I have great friends so no one said, “I told you so” – even if they were thinking it (and I wouldn’t blame them).
But what’s interesting to me, looking back on it, is that if I could go back and have a re-do, I would do the exact same thing.
Because the lessons I learned from a short period of something not working out – some might call it a “failure” – are some of the best I’ve learned in my life.
I know way more now than I did before. And it only took a few months to learn a lot.
Yeah, “failure” isn’t fun. That period of my life was tough. Lots to work through.
But today, I’m having the most fun I’ve ever had working, and it’s all directly related a lot of failures – and growth – of the past.
Now, no one wants to look stupid. That’s not fun.

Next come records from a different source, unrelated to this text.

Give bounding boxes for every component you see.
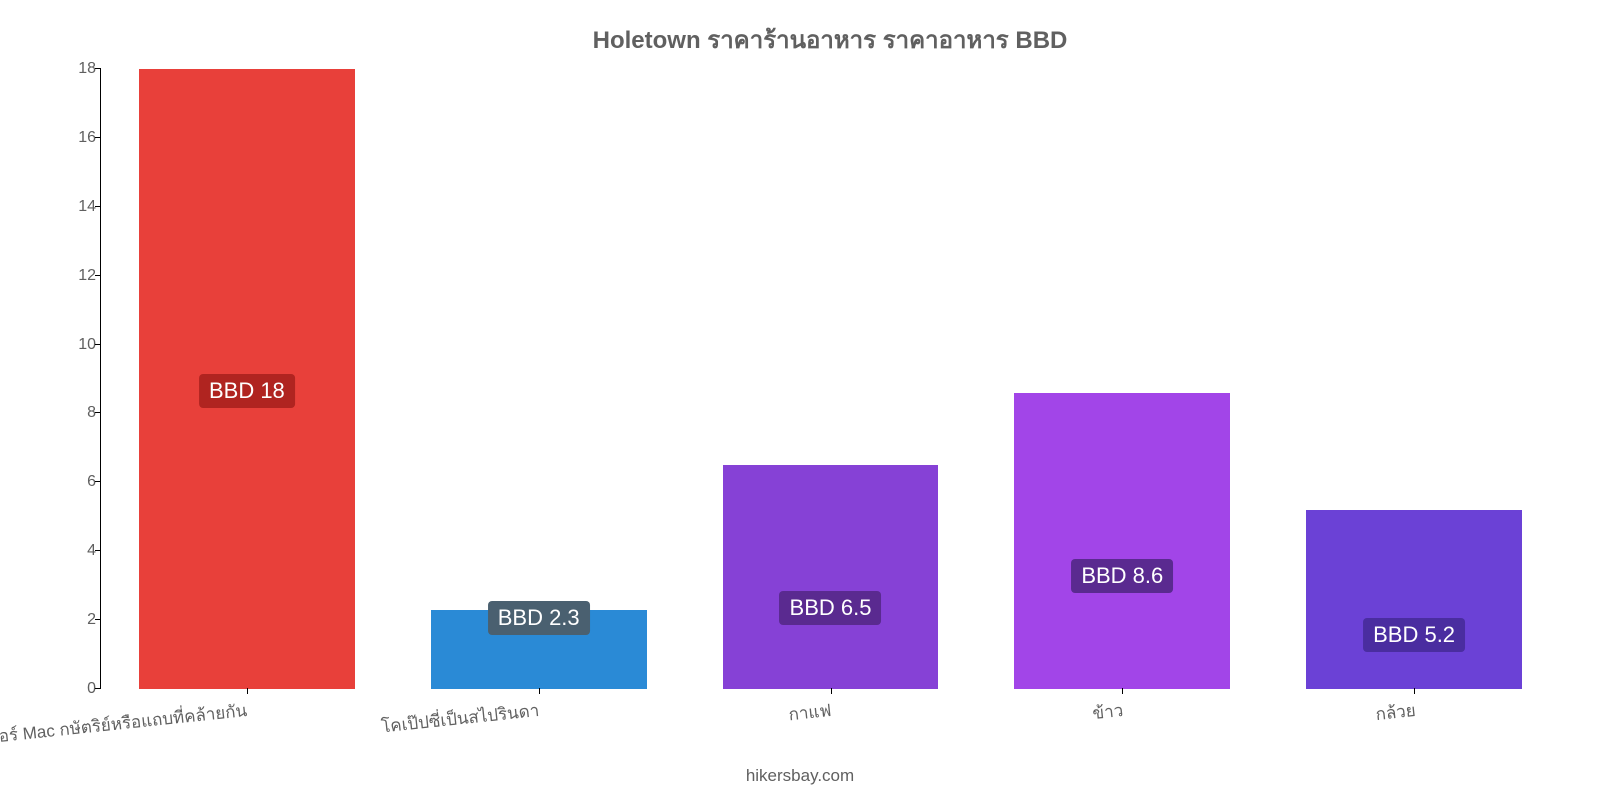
x-tick-label: เบอร์เกอร์ Mac กษัตริย์หรือแถบที่คล้ายกั… — [0, 697, 249, 755]
y-tick-label: 12 — [51, 267, 96, 285]
bar-slot: BBD 6.5 — [685, 69, 977, 689]
y-tick-label: 2 — [51, 611, 96, 629]
bar-value-label: BBD 8.6 — [1071, 559, 1173, 593]
x-axis: เบอร์เกอร์ Mac กษัตริย์หรือแถบที่คล้ายกั… — [100, 689, 1560, 749]
x-label-slot: กาแฟ — [684, 689, 976, 749]
x-label-slot: เบอร์เกอร์ Mac กษัตริย์หรือแถบที่คล้ายกั… — [100, 689, 392, 749]
y-axis: 024681012141618 — [51, 69, 96, 689]
y-tick-label: 4 — [51, 542, 96, 560]
bars-wrap: BBD 18 BBD 2.3 BBD 6.5 BBD 8.6 BBD 5.2 — [101, 69, 1560, 689]
y-tick-mark — [95, 344, 101, 345]
y-tick-label: 10 — [51, 336, 96, 354]
y-tick-label: 8 — [51, 404, 96, 422]
chart-container: Holetown ราคาร้านอาหาร ราคาอาหาร BBD 0 2 4… — [0, 0, 1600, 800]
y-tick-mark — [95, 68, 101, 69]
bar-slot: BBD 2.3 — [393, 69, 685, 689]
y-tick-label: 6 — [51, 473, 96, 491]
bar: BBD 2.3 — [431, 610, 647, 689]
x-label-slot: ข้าว — [976, 689, 1268, 749]
y-tick-mark — [95, 550, 101, 551]
x-tick-label: ข้าว — [1091, 697, 1124, 727]
plot-area: 024681012141618 BBD 18BBD 2.3BBD 6.5BBD … — [100, 69, 1560, 689]
x-label-slot: โคเป๊ปซี่เป็นสไปรินดา — [392, 689, 684, 749]
bar-value-label: BBD 2.3 — [488, 601, 590, 635]
bar: BBD 6.5 — [723, 465, 939, 689]
x-tick-label: กาแฟ — [787, 697, 832, 728]
y-tick-label: 0 — [51, 680, 96, 698]
bar-slot: BBD 8.6 — [976, 69, 1268, 689]
bar-value-label: BBD 5.2 — [1363, 618, 1465, 652]
bar: BBD 5.2 — [1306, 510, 1522, 689]
x-label-slot: กล้วย — [1268, 689, 1560, 749]
bar-value-label: BBD 6.5 — [780, 591, 882, 625]
bar: BBD 18 — [139, 69, 355, 689]
bar: BBD 8.6 — [1014, 393, 1230, 689]
attribution-text: hikersbay.com — [746, 766, 854, 786]
y-tick-mark — [95, 412, 101, 413]
y-tick-label: 18 — [51, 60, 96, 78]
bar-slot: BBD 5.2 — [1268, 69, 1560, 689]
chart-title: Holetown ราคาร้านอาหาร ราคาอาหาร BBD — [100, 20, 1560, 59]
y-tick-mark — [95, 619, 101, 620]
y-tick-label: 14 — [51, 198, 96, 216]
y-tick-label: 16 — [51, 129, 96, 147]
x-tick-label: กล้วย — [1374, 697, 1417, 728]
y-tick-mark — [95, 275, 101, 276]
bar-value-label: BBD 18 — [199, 374, 295, 408]
y-tick-mark — [95, 481, 101, 482]
x-tick-label: โคเป๊ปซี่เป็นสไปรินดา — [380, 697, 541, 740]
y-tick-mark — [95, 137, 101, 138]
y-tick-mark — [95, 206, 101, 207]
bar-slot: BBD 18 — [101, 69, 393, 689]
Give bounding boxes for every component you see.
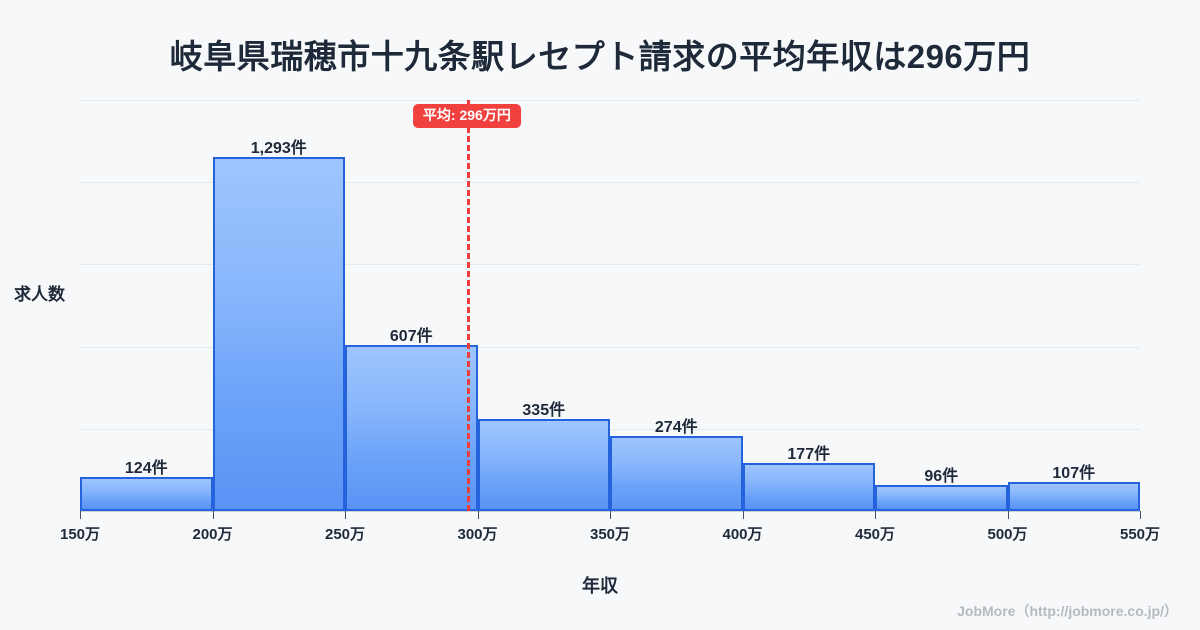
bar-value-label: 124件 [124, 460, 168, 478]
bar-value-label: 607件 [389, 327, 433, 345]
x-axis-tick [1140, 511, 1141, 519]
gridline [80, 346, 1140, 348]
watermark-footer: JobMore（http://jobmore.co.jp/） [957, 603, 1178, 619]
bar[interactable] [80, 477, 213, 511]
bar-series: 124件 1,293件 607件 335件 274件 177件 96件 107件 [80, 100, 1140, 511]
bar[interactable] [742, 462, 875, 511]
gridline [80, 428, 1140, 430]
bar-value-label: 335件 [522, 402, 566, 420]
bar-value-label: 96件 [924, 467, 959, 485]
x-axis-tick [477, 511, 479, 519]
x-axis-tick-label: 550万 [1119, 526, 1161, 543]
plot-area: 124件 1,293件 607件 335件 274件 177件 96件 107件 平均: 29… [80, 100, 1140, 511]
x-axis-tick-label: 150万 [59, 526, 101, 543]
x-axis-tick [80, 511, 81, 519]
average-line [466, 100, 470, 511]
x-axis-tick [212, 511, 214, 519]
bar[interactable] [212, 156, 345, 511]
gridline [80, 182, 1140, 184]
x-axis-tick [742, 511, 744, 519]
bar-value-label: 177件 [787, 445, 831, 463]
x-axis-tick-label: 450万 [854, 526, 896, 543]
gridline [80, 264, 1140, 266]
x-axis-tick-label: 200万 [192, 526, 233, 543]
bar-value-label: 274件 [654, 418, 698, 436]
x-axis-tick-label: 350万 [589, 526, 631, 543]
bar[interactable] [1007, 481, 1140, 511]
x-axis-tick [875, 511, 876, 519]
y-axis-title: 求人数 [14, 285, 65, 304]
bar[interactable] [875, 484, 1008, 511]
gridline [80, 100, 1140, 101]
x-axis-tick-label: 400万 [722, 526, 763, 543]
bar[interactable] [477, 419, 610, 511]
x-axis-tick-label: 250万 [324, 526, 366, 543]
x-axis-tick [345, 511, 346, 519]
bar[interactable] [610, 435, 743, 511]
average-badge: 平均: 296万円 [412, 104, 521, 129]
bar-value-label: 1,293件 [250, 139, 307, 157]
x-axis-tick [610, 511, 611, 519]
bar-value-label: 107件 [1052, 464, 1096, 482]
x-axis-title: 年収 [582, 576, 618, 596]
x-axis-tick [1007, 511, 1009, 519]
page-title: 岐阜県瑞穂市十九条駅レセプト請求の平均年収は296万円 [169, 38, 1031, 75]
bar[interactable] [345, 344, 478, 511]
gridlines [80, 100, 1140, 511]
x-axis-tick-label: 500万 [987, 526, 1028, 543]
x-axis-tick-label: 300万 [457, 526, 498, 543]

But sometimes looking stupid is the investment required to have an awesome future.
So. The next time you have an opportunity that involves a lot of risk of failure, don’t run from it.
Best case it all works out. Worst case it all falls apart and you have to go do something else. If you keep your eyes open and look for lessons throughout the process, I promise you’ll learn so much in the process and grow a ton as a person.
Ok, maybe not.
Here’s the one thing you need if you want to fail and grow:
Don’t get bitter.
Being bitter or offended stunts your growth. It clouds your judgement. It makes failure personal. It’s not.
Bitterness turns you into a powerless victim because you’re focused on what everyone else did. You can’t control what other people do – it’s foolish to waste any energy on it.
When you fail, look in the mirror where you actually have the ability to control. That’s where growth happens because you have complete control over your actions and your learning.
Instead of bitterness, be grateful for everyone. Whether good or bad, they are part of your learning journey and help you grow.
If you do that, you’ll do great things.